Geopolitical Developments: India Will Determine Whether Omicron Fells The Global Economy in 2022 And Its Success Is Critical For The Long-Term As Well
Geopolitics is taking a backseat this morning as worries about gridlock in Washington and rivalry with Beijing have been displaced by optimism re Omicron and economic momentum. The volatility risk premium points to a higher market over the next few days, but my technical reading of key stocks in the S&P 500 is bearish. Yesterday's cross-asset action brought several positive factors for US stocks. Copper's chart is signifying global growth. The action in EM currencies indicates the $US is somewhat weak. But there was also one negative factor across global asset classes. The US yield curve is bear flattening. Expect the S&P 500 to be range-bound over the next few days.

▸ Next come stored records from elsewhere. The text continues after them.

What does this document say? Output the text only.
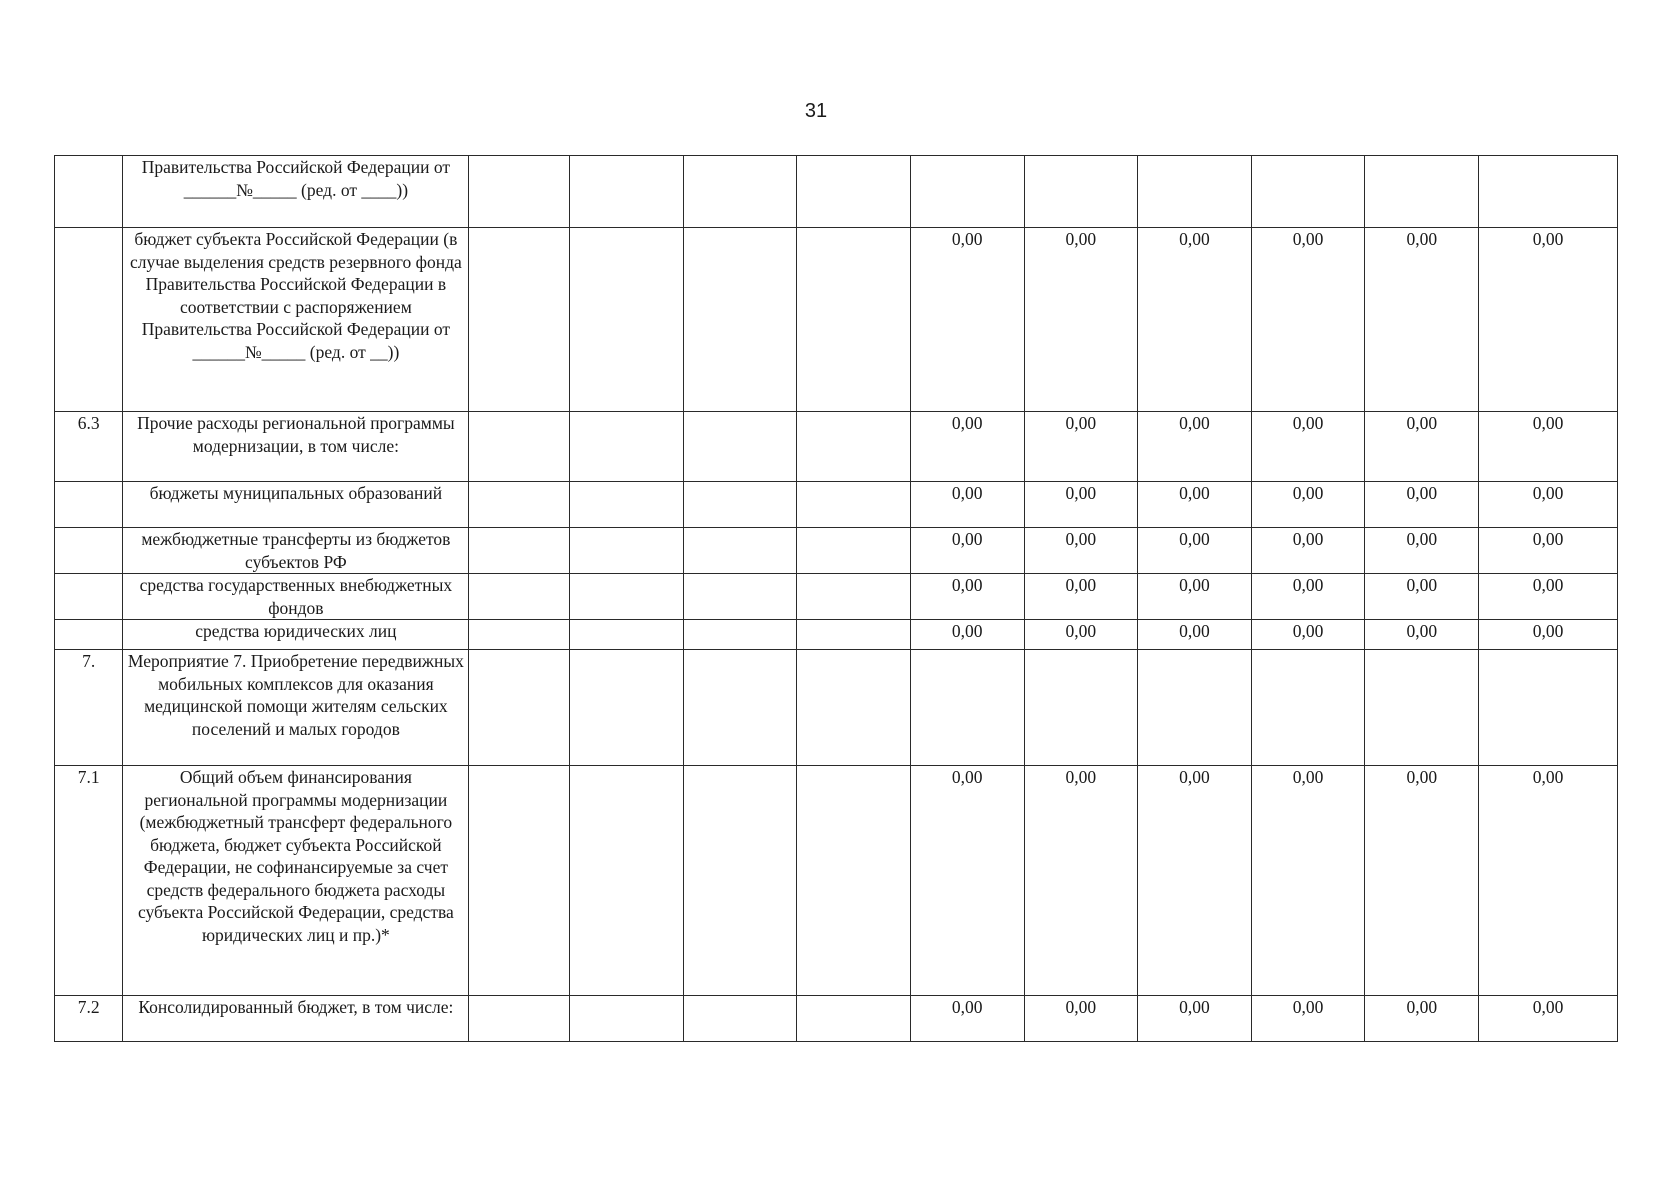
31
	Правительства Российской Федерации от ______№_____ (ред. от ____))										
	бюджет субъекта Российской Федерации (в случае выделения средств резервного фонда Правительства Российской Федерации в соответствии с распоряжением Правительства Российской Федерации от ______№_____ (ред. от __))					0,00	0,00	0,00	0,00	0,00	0,00
6.3	Прочие расходы региональной программы модернизации, в том числе:					0,00	0,00	0,00	0,00	0,00	0,00
	бюджеты муниципальных образований					0,00	0,00	0,00	0,00	0,00	0,00
	межбюджетные трансферты из бюджетов субъектов РФ					0,00	0,00	0,00	0,00	0,00	0,00
	средства государственных внебюджетных фондов					0,00	0,00	0,00	0,00	0,00	0,00
	средства юридических лиц					0,00	0,00	0,00	0,00	0,00	0,00
7.	Мероприятие 7. Приобретение передвижных мобильных комплексов для оказания медицинской помощи жителям сельских поселений и малых городов										
7.1	Общий объем финансирования региональной программы модернизации (межбюджетный трансферт федерального бюджета, бюджет субъекта Российской Федерации, не софинансируемые за счет средств федерального бюджета расходы субъекта Российской Федерации, средства юридических лиц и пр.)*					0,00	0,00	0,00	0,00	0,00	0,00
7.2	Консолидированный бюджет, в том числе:					0,00	0,00	0,00	0,00	0,00	0,00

American foreign policy is important to the financial markets only to the extent that it maintains the status quo of American leadership and dominance. The markets don’t care whether foreign policy goals are met so much as whether they are effective at limiting the risks of a global catastrophe that envelops the US. Since WWII American foreign policy has only failed at maintaining the status quo once, namely the 1970s when the goals in Southeast Asia and the Middle East were rebuked and this led to the decoupling of the $US to gold, resulting in inflation that parlayed into stagflation as Americans lost confidence in politicians. The markets were up and down and generally poor performers during this decade, but since then America has made no disastrous foreign policy mistakes to shake American confidence.
Unfortunately the market’s salutary view of foreign policy is antiquated since it rested on the notion that the American model of liberal democracy was the best. Clearly the world now has confidence in the Chinese model and America is locked in a Thucydides Trap with China. So American foreign policy must improve and India is critical to the success of America’s foreign policies since it sits at one end of the “Indo-Pacific” strategy began by Obama and its primary antagonist is the one country that stymies America’s Middle East policies, namely Pakistan.
India must succeed economically in order to be a good ally to the US. And the more India succeeds economically the more its own foreign policies can benevolently alter the trajectory from a China-centric world back to an America-centric world. While India is doing well at present there are major risks, as CNBC notes “Gross domestic product grew 8.4% from July to September — India’s fiscal second quarter — compared to a year ago... They pointed out that private consumption performed better than expected in the September quarter, likely helped by the festive demand, which is set to ease in subsequent months. India’s exports may also soften in line with a moderation in external demand conditions, they added…That’s because India’s fiscal deficit target of 6.8% of GDP may limit the room for government spending as tax revenue is expected to be lower due to tax cuts on fuel and divestment receipts might disappoint, the ANZ analysts said…“The uncertainties around the omicron strain could require India to achieve a much higher vaccination rate before there is a durable recovery in household spending, Priyanka Kishore, head of India and Southeast Asia economics at Oxford Economics, said.”
India may move backward depending on Omicron and its own limited ability to fight COVID. But another positive factor for India is the generally pro-business attitude of popular PM Modi. DW notes “The minister announced that with the exception of four strategic sectors, the government would either privatize or close all public sector enterprises. These strategic sectors include atomic energy, space, and defense; transport and telecommunications; power, petroleum, coal and minerals; and banking, insurance, and financial services…However, even in these four strategic sectors, the government would retain "a bare minimum" number of firms, Sitharaman said.” So key is whether Modi really privatizes India’s backward public sector and keeps business confidence high.
Yesterday I sold my significant long position that I took on Wednesday via the leveraged ETF UPRO. My current market positions include a large cash position, and the following holdings: Activision (ATVI), Amgen (AMGN), American Express (AXP), Johnson & Johnson (JNJ), 3M (MMM), and a small net long position in the S&P 500 (the levered inverse ETF SPXU and levered ETF UPRO).